Economy March 13, 2026

Goldman Lowers Japan Growth Forecasts, Cites Higher Commodity Prices

Bank trims 2026-27 GDP outlook, raises 2026 core CPI forecast as fuel price cap limits upside

By Avery Klein
Goldman Lowers Japan Growth Forecasts, Cites Higher Commodity Prices

Goldman Sachs has reduced its near-term growth outlook for Japan, trimming real GDP forecasts for 2026 and 2027 as higher projected commodity costs weigh on the economy. The bank also lifted its 2026 core consumer price index projection, while noting that a government fuel price cap contained part of the inflationary impulse. The firm continues to expect a Bank of Japan rate increase in July under its baseline scenario, but said a severe oil-price shock could push that timing back.

Key Points

  • Goldman Sachs cut Japan real GDP growth forecasts - 2026 lowered by 0.3 percentage points to 0.5% and 2027 cut by 0.1 percentage points to 1.1%.
  • Core CPI for 2026 raised by 0.2 percentage points to 2.0% year-over-year, which is 0.4 percentage points above the pre-war forecast; government reintroduction of a gasoline and fuel price cap limited the upward revision.
  • Bank of Japan rate hike still expected in July under Goldman Sachs' baseline; a severe oil-price shock could delay the move to the second half of the year and reduce 2026 rate increases to one.

Goldman Sachs revised down its economic growth projections for Japan on Friday, attributing the cuts to an upward shift in its forecast for commodity prices that will exert pressure on the world's fourth-largest economy.

In its update the investment bank lowered its forecast for real gross domestic product growth in 2026 by 0.3 percentage points, to 0.5%. It also shaved 0.1 percentage points off its 2027 projection, which now stands at 1.1%.

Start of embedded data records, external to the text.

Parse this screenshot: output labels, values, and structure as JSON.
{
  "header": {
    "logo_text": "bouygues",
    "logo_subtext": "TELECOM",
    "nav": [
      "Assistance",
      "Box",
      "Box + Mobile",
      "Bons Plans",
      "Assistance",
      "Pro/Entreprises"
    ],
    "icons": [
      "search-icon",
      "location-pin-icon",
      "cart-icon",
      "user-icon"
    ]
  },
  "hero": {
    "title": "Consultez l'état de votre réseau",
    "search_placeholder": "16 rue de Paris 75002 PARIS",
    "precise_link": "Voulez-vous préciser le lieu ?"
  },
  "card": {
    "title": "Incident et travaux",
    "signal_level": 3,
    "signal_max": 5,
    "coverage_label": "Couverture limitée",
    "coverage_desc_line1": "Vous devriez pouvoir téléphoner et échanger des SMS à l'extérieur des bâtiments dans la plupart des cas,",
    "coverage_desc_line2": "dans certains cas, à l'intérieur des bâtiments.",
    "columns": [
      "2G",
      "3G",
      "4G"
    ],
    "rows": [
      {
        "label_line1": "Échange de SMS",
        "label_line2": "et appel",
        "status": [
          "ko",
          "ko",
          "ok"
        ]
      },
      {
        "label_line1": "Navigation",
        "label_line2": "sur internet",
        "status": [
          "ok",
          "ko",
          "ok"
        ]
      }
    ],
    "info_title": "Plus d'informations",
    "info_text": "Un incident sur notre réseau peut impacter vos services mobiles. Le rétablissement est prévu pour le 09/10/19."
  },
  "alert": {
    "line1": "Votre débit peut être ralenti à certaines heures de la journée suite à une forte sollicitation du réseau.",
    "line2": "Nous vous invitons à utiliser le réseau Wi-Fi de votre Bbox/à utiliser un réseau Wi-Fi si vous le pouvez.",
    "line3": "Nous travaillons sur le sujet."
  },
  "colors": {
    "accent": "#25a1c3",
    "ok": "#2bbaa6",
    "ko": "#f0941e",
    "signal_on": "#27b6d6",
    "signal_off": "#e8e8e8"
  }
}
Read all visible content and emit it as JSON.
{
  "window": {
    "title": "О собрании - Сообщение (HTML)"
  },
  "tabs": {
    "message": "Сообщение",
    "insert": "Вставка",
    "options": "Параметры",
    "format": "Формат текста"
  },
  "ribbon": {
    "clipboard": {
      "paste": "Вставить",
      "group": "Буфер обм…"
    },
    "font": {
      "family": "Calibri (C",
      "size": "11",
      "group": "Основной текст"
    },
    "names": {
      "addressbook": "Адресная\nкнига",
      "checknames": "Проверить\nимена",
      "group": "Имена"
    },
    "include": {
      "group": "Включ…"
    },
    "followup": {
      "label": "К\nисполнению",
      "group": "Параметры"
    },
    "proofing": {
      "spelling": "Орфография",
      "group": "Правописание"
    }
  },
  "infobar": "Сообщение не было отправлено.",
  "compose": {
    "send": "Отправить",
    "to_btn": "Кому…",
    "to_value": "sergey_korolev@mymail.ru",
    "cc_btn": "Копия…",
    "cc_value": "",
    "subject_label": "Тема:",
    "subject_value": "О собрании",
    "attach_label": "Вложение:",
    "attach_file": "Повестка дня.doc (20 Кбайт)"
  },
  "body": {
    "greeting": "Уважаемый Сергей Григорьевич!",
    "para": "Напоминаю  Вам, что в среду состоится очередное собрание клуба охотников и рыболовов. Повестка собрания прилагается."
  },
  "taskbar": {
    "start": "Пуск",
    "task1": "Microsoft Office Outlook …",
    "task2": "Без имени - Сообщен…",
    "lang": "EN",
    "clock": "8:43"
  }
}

Goldman Sachs said its baseline outlook still anticipates positive growth for Japan, supported by continued gains in wages and corporate profits as labor shortages intensify. The firm expects another steady rise in wages in 2026 and projects that real wage growth will remain positive but modest, at around 0.5%.

On the inflation front, Goldman Sachs raised its forecast for core consumer price index inflation in 2026 by 0.2 percentage points, to 2.0% year-over-year. The bank said this revised 2026 CPI projection is 0.4 percentage points higher than its pre-war forecast.

The firm noted that government policy limited the scale of the inflation revision. Specifically, it cited the decision to reintroduce a price cap on gasoline and other fuels as having contained the magnitude of the upward adjustment to its CPI outlook.

Goldman Sachs maintained its view that the Bank of Japan will deliver the next interest-rate increase in July. The bank said its analysis did not find a direct effect from crude oil prices on medium- to long-term inflation expectations, and that the presence of positive economic growth supports the July timing for a rate move.

However, the bank outlined an alternative scenario in which a severely adverse oil-price shock raises the chances of the Japanese economy dipping into temporary negative growth around mid-year. Under that scenario, Goldman Sachs said it would expect the timing of a rate hike to be delayed from July to the second half of the year, with the result being only one policy rate increase in 2026.


This update from Goldman Sachs highlights the trade-off facing policymakers and markets: higher commodity costs push up inflation and weigh on growth, while government fuel price caps and ongoing wage and profit gains provide countervailing support. The bank's baseline preserves a July rate move by the Bank of Japan, but it draws a clear link between oil-price trajectories and the central bank's potential timing decisions.

Risks

  • A sharp rise in oil prices could drive a temporary contraction in Japan's economy around mid-year - this would affect energy-intensive sectors and consumer spending.
  • Higher-than-expected commodity inflation could further erode real incomes despite nominal wage gains, weighing on consumption and sectors sensitive to household spending.
  • If an adverse oil-price scenario materializes, monetary policy tightening could be delayed, introducing uncertainty for financial markets and interest-rate-sensitive sectors.